Karena kesuksesan keempat prajurit Keratuan Lampung ini, Sultan Agung akhirnya mengangkat Menak Gede sebagai adipati di Kesultanan Banten. Namun setelah satu tahun menjabat, Menak Gede Meninggal dunia. Jabatan Adipati pun diserahkan kepada adiknya, Minak Iladiraja. Ia pun mengalami nasib yang sama, wafat setahun kemudian. Sayang, makam kedua kakak beradik itu tidak pernah diketahui sampai saat ini.[4]

Sepeninggalan Menak Iladiraja, Menak Sengaji dipanggil Sultan untuk menggantikan Menak Iladiraja. Akan tetapi Menak Sengaji tidak langsung menerima jabatan itu. Ia meminta syarat mau diangkat menjadi adipati di luar daerah kekuasaan kakaknya. Menak Sengaji ingin daerah Banten bagian barat, daerah yang langsung berhadapan dengan daerah leluhurnya. Ia juga meminta dibolehkan membawa saudara-saudaranya dari Lampung.[5]

Syarat itu diluluskan Sultan Agung. Malahan Sultan Agung memberi Menak Sengaji hak kepemilikan atas selat sunda termasuk Pulau Sangiang dan tanah sepanjang pesisir Selat Sunda, mulai dari Tanjung Purut (Merak) sampai ke Ujung Kulon. Dari Tanjung Purut ke pedalaman hingga ke Gunung Panenjuan (Mancak) dan terus membentang ke arah barat mencapai Gunung Haseupuan berakhir di Ujung Kulon.

Setelah persetujuan itu, berangkatlah Menak Sengaji membawa 40 kepala keluarga yang terdiri dari sembilan buai, di antaranya Buai Aji, Arong, Rujung, Kuning, Bulan, Pandan, Manik dan Besindi. Pertama kali datang, kemungkinan terbawa arus timur, rombongan Menak Sengaji terdampar di teluk perak. Akhirnya rombongan beristirahat tidak jauh dari teluk, tempat itu kemudian diberi nama Kubang Lampung, artinya tempat mendarat kumpulan warga Lampung di Banten.

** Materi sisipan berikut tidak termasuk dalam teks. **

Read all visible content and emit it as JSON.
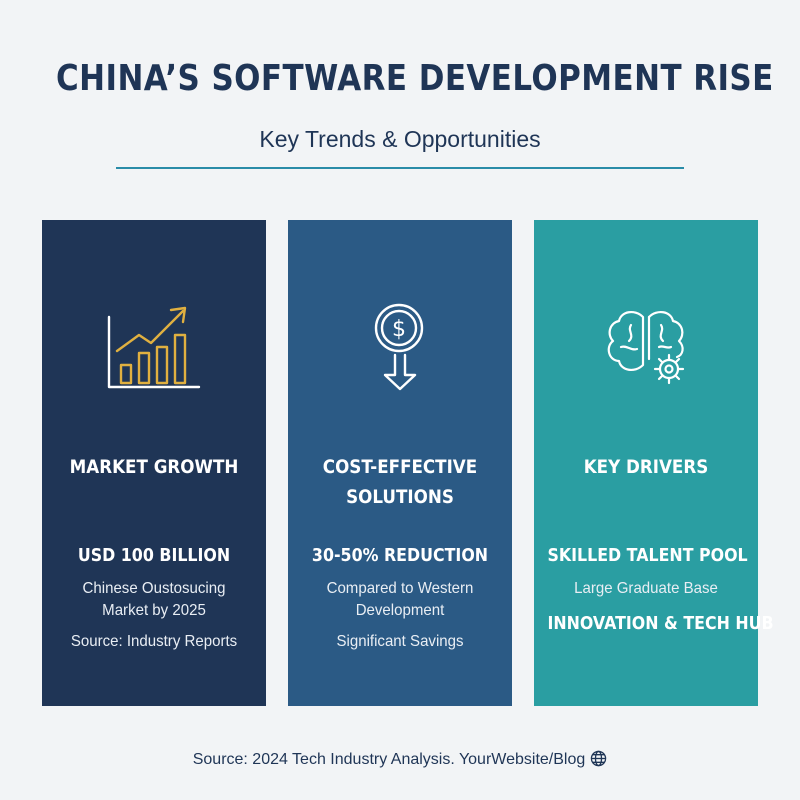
{
  "title": "CHINA’S SOFTWARE DEVELOPMENT RISE",
  "subtitle": "Key Trends & Opportunities",
  "colors": {
    "background": "#f2f4f6",
    "title": "#1f3556",
    "accent_line": "#2a8ca8",
    "card_1": "#1f3556",
    "card_2": "#2b5a85",
    "card_3": "#2a9ea2",
    "gold_icon": "#e0b040"
  },
  "cards": [
    {
      "icon": "growth-chart-icon",
      "heading": "MARKET GROWTH",
      "stat": "USD 100 BILLION",
      "detail": "Chinese Oustosucing Market by 2025",
      "note": "Source: Industry Reports"
    },
    {
      "icon": "dollar-down-arrow-icon",
      "heading": "COST-EFFECTIVE SOLUTIONS",
      "stat": "30-50% REDUCTION",
      "detail": "Compared to Western Development",
      "note": "Significant Savings"
    },
    {
      "icon": "brain-gear-icon",
      "heading": "KEY DRIVERS",
      "stat": "SKILLED TALENT POOL",
      "detail": "Large Graduate Base",
      "stat2": "INNOVATION & TECH HUB"
    }
  ],
  "footer": {
    "text": "Source: 2024 Tech Industry Analysis. YourWebsite/Blog",
    "icon": "globe-icon"
  }
}
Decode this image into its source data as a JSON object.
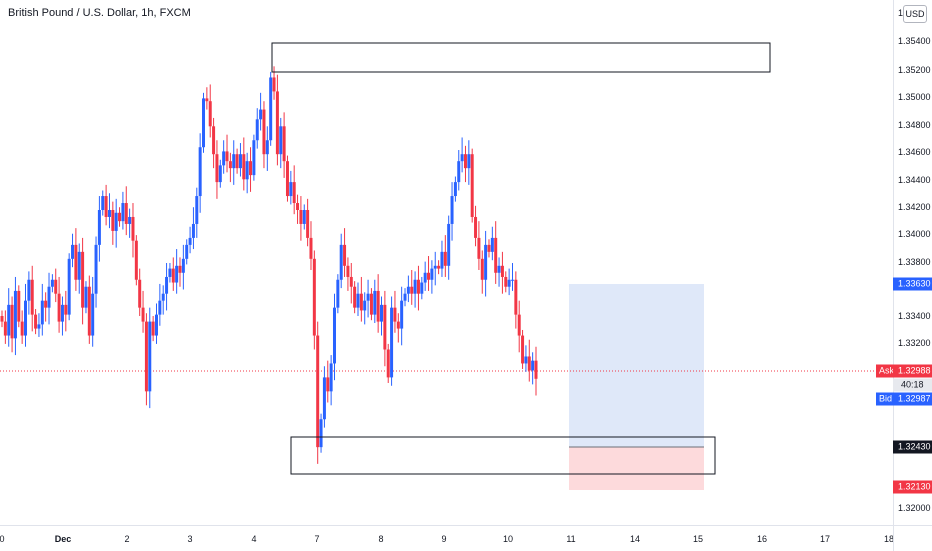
{
  "header": {
    "symbol_title": "British Pound / U.S. Dollar, 1h, FXCM"
  },
  "price_axis": {
    "currency": "USD",
    "ticks": [
      "1.35400",
      "1.35200",
      "1.35000",
      "1.34800",
      "1.34600",
      "1.34400",
      "1.34200",
      "1.34000",
      "1.33800",
      "1.33400",
      "1.33200",
      "1.32600",
      "1.32000"
    ],
    "top_tick_partial": "1."
  },
  "price_labels": {
    "level_high": "1.33630",
    "ask_tag": "Ask",
    "ask_value": "1.32988",
    "countdown": "40:18",
    "bid_tag": "Bid",
    "bid_value": "1.32987",
    "entry": "1.32430",
    "stop": "1.32130"
  },
  "time_axis": {
    "ticks": [
      "0",
      "Dec",
      "2",
      "3",
      "4",
      "7",
      "8",
      "9",
      "10",
      "11",
      "14",
      "15",
      "16",
      "17",
      "18"
    ]
  },
  "colors": {
    "up": "#2962ff",
    "down": "#f23645",
    "ask": "#f23645",
    "bid": "#2962ff",
    "target_zone": "#dbe6f8",
    "stop_zone": "#fdd6d8"
  },
  "chart_data": {
    "type": "candlestick",
    "symbol": "British Pound / U.S. Dollar, 1h, FXCM",
    "ylim": [
      1.319,
      1.3562
    ],
    "last_price": 1.32988,
    "close_path": [
      [
        1.334,
        1.333,
        1.3352,
        1.3328,
        1.3362,
        1.334,
        1.333,
        1.3355,
        1.337,
        1.3345,
        1.3335,
        1.3338,
        1.3355,
        1.335,
        1.3365,
        1.337,
        1.336,
        1.334,
        1.3352,
        1.3345,
        1.3385,
        1.3395,
        1.337,
        1.339,
        1.335,
        1.3365,
        1.333,
        1.336,
        1.3395,
        1.342,
        1.343,
        1.3415,
        1.342,
        1.3405,
        1.3418,
        1.3412,
        1.3425,
        1.341,
        1.3415,
        1.3398,
        1.337,
        1.335,
        1.334,
        1.329,
        1.334,
        1.333,
        1.3345,
        1.3355,
        1.336,
        1.3372,
        1.3378,
        1.3368,
        1.338,
        1.3375,
        1.3385,
        1.3395,
        1.34,
        1.341,
        1.343,
        1.3465,
        1.35,
        1.3498,
        1.348,
        1.346,
        1.344,
        1.3452,
        1.3462,
        1.3455,
        1.345,
        1.346,
        1.345,
        1.346,
        1.3442,
        1.3455,
        1.3445,
        1.347,
        1.3485,
        1.3492,
        1.346,
        1.347,
        1.3515,
        1.3505
      ],
      [
        1.346,
        1.348,
        1.3455,
        1.343,
        1.344,
        1.3425,
        1.342,
        1.341,
        1.342,
        1.34,
        1.3385,
        1.333,
        1.325,
        1.327,
        1.33,
        1.329,
        1.331,
        1.335,
        1.337,
        1.3395,
        1.338,
        1.3372,
        1.3365,
        1.335,
        1.336,
        1.3348,
        1.3355,
        1.336,
        1.3345,
        1.3362,
        1.334,
        1.3352,
        1.332,
        1.33,
        1.335,
        1.334,
        1.3335,
        1.3355,
        1.336,
        1.3365,
        1.336,
        1.337,
        1.336,
        1.3368,
        1.3375,
        1.337,
        1.3378,
        1.338,
        1.3378,
        1.339,
        1.338,
        1.341,
        1.343,
        1.344,
        1.3455,
        1.346,
        1.345,
        1.346,
        1.3415,
        1.34,
        1.3385,
        1.337,
        1.3395,
        1.339,
        1.34,
        1.3375,
        1.338,
        1.3372,
        1.3365,
        1.337,
        1.337,
        1.3345,
        1.333,
        1.331,
        1.3315,
        1.3305,
        1.3312,
        1.3299
      ]
    ]
  }
}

Setelah mengalami tiga kali perpindahan tempat rombongan Menak Sengaji sepakat menempati kawasan pantai Anyer yang dulu bernama Alas Priuk dan pelabuhannya dinamai Pelabuhan Priuk. Kemudian mereka mendirikan pemukiman lampung yang diberi nama Kampung Bojong. Berputarnya roda waktu jumlah 40 KK itu beranak pinak, Kampung Bojong dimekarkan menjadi empat kampung yaitu Kampung Bojong, Kampung Cikoneng, Kampung Tegal dan terakhir Kampung Salatuhur.

Bahasa

Bahasa Lampung Cikoneng berasal dari Provinsi Lampung. Bahasa yang dituturkan masyarakat Desa Cikoneng, Kecamatan Anyar, Kabupaten Serang. Nenek moyang mereka berasal dari daerah Kalianda, Lampung. Secara historis, Lampung dan Banten memiliki kedekatan khusus pada masa Kesultanan Banten dan secara geografis letak Banten dengan Lampung hanya terhubung oleh Selat Sunda.[6]